Foer’s piece links to the registration record for the trump-email.com domain, which the server hosted. It names the Trump Organization as the registrant, but a different company -- Cendyn, of Boca Raton, Florida -- as the domain’s administrator. This means Trump owned, but didn’t run, trump-email.com; Cendyn did. Cendyn is a company that promotes hotels. As Rob Graham, a well-known hacker specializing in "offensive security," noted on the blog of his company, Errata Security, Cendyn had a number of similar domains for other clients in the same internet address range. The Cendyn servers send promotional e-mails, otherwise known as spam. Foer’s story mentioned that another organization that interacted with trump-email.com, Michigan-based Spectrum Health, investigated the matter and found "a small number of incoming spam marketing e-mails" about Trump hotels that had originated from Cendyn.
So if the Trump server was sending out bulk e-mails, why were Alfa Bank and Spectrum Health sending something in response? Naadir Jeewa, a London-based IT consultant, has a credible explanation: Alfa Bank’s corporate e-mail servers were set up to check if the servers that sent mail were what they pretended to be. Such measures are meant to cut off spammers masquerading as legitimate organizations. To determine legitimacy, the domain name in the sender’s address needs to match the server address -- a set of numbers separated by periods -- recorded for that domain. Otherwise the system will reject the message. Jeewa tried to impersonate trump-email.com, but the Alfa Bank system refused his message.
Because of the way this validation procedure was set up at Alfa --suboptimally, in Jeewa’s opinion -- its servers showed up in the trump-email.com logs.
If this is what happened, it’s clear why Alfa was on the logs again after the server’s name changed (in line with other Cendyn client servers’ names). After it was renamed, it kept sending the bulk e-mails.
Another troubling aspect of the Foer article is that it’s doubtful the server logs could be legally obtained. Alexey Gubarev, chief executive officer of Luxembourg-registered XBT Holding, which owns the infrastructure-as-a-service provider Servers.com, told me there was no legitimate way to get access to the full logs of a server that you do not control. That raises the question of whether the records obtained by Foer’s "Concerned Nerds" were complete.
I asked Dyn, the New Hampshire-based infrastructure company that has access to such logs, if it could confirm that the Trump server only communicated with Alfa Bank and, less frequently, with Spectrum Health. Adam Coughlin, the company’s spokesman, declined to comment “given the political nature of the story.” Graham wrote on his blog, though, that other security researchers had told him they’d seen domain name lookups for the trump-email.com domain from other parts of the world.

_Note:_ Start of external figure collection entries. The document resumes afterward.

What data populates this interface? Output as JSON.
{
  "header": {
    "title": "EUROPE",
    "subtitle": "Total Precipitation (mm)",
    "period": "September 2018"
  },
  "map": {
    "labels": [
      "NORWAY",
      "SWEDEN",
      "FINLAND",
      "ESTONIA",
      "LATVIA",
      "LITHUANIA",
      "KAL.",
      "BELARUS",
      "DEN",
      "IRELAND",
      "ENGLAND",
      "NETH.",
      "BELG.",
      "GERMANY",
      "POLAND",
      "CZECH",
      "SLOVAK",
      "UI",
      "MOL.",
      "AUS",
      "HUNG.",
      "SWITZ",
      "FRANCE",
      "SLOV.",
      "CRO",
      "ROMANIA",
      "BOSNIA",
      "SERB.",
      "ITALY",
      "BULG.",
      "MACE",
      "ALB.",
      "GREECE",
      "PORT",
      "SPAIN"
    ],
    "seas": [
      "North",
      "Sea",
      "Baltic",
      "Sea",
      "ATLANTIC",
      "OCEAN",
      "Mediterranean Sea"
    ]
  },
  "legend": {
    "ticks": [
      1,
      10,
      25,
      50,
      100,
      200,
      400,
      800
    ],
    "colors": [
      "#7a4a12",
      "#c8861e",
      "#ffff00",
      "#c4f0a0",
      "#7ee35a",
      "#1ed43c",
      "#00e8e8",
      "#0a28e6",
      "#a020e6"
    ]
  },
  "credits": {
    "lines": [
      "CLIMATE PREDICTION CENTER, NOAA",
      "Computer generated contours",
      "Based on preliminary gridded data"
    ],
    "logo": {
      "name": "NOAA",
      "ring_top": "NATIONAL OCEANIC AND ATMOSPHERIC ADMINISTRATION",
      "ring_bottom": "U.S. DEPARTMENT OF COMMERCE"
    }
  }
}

It’s hard to imagine Trump would use a spam server run by a third-party company that provides the same service to competing hotel chains for secret communications with Putin’s agents. No matter how suspicious that traffic could look on the surface -- if you didn’t know what Cendyn was doing -- it’s probably just junk passing back and forth across the internet.
There is no evidence of a conspiracy. According to an article that appeared in The New York Times on Tuesday, FBI agents looked at the logs and didn’t see anything they could latch on to: An innocuous explanation involving marketing e-mails was entirely plausible.
Clinton is straining to link Trump to Putin when no solid link has been found after months of digging by reporters and federal agents.
Perhaps it’s time for her to desist. Unsubstantiated accusations detract from Clinton’s credibility and demonstrate bad judgment.
It may be convenient to put all villains in one basket of deplorables, but Putin and Trump belong in different ones.
This column does not necessarily reflect the opinion of the editorial board or Bloomberg LP and its owners.